By Nick Goldstein, vice president of regulatory affairs & assistant general counsel, ARTBA

The Federal Transit Administration (FTA) and state of Maryland Nov. 1 asked a federal appeals court judge to overturn a lower court ruling related to the 16-mile Purple Line light-rail transit line in the Washington, D.C. suburbs. At issue is an August 2016 ruling that the FTA failed to consider declining ridership on the region’s Metro transit system in its environmental analysis of the $6 billion public-private partnership (P3) project.

Attorneys for the FTA and Maryland told the U.S. Court of Appeals for the District of Columbia Circuit that there was no obligation under the National Environmental Policy Act (NEPA) to consider Metro ridership. They also noted that the analysis that was done covered numerous ridership scenarios to justify the project.

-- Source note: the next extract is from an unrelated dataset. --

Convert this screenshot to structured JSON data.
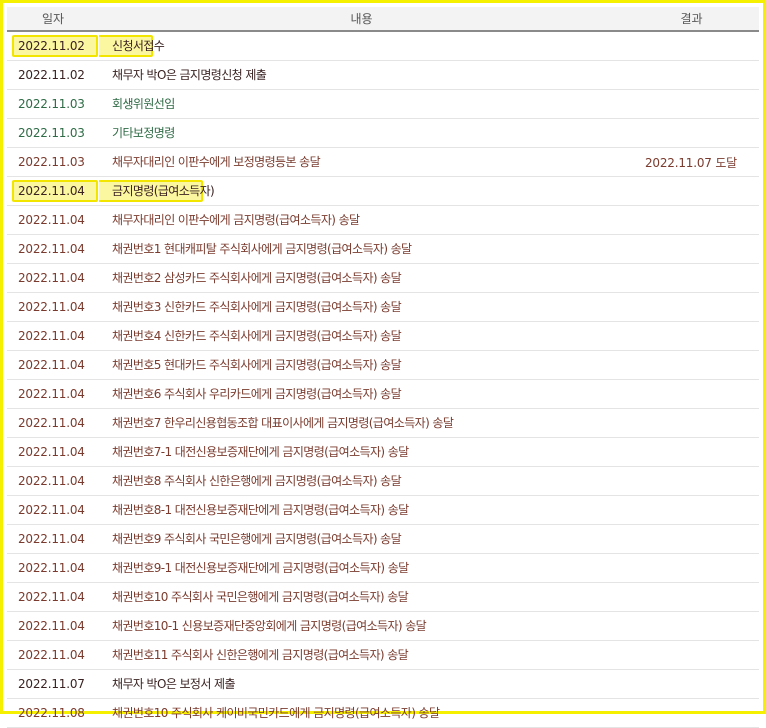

The attorney for the anti-growth, Purple Line opponents called the transit project “environmentally destructive” and urged the court to require even more study.

In an Aug. 23 amicus brief supporting the FTA and Maryland, ARTBA said the lower court ruling is an abuse of NEPA and poses risks for the future of P3s in transportation improvement projects.

Such impacts, ARTBA warned, could jeopardize renewed bipartisan congressional focus on the nation’s infrastructure, which the association notes is “in disrepair and in desperate need of substantial upgrades.”  It could also undercut Trump administration efforts to improve the timeliness of the environmental review process.

The Purple Line has been tied up in court since 2014, but some preliminary work on the project began earlier this year. It is hoped the appeals court will issue its decision before the new year.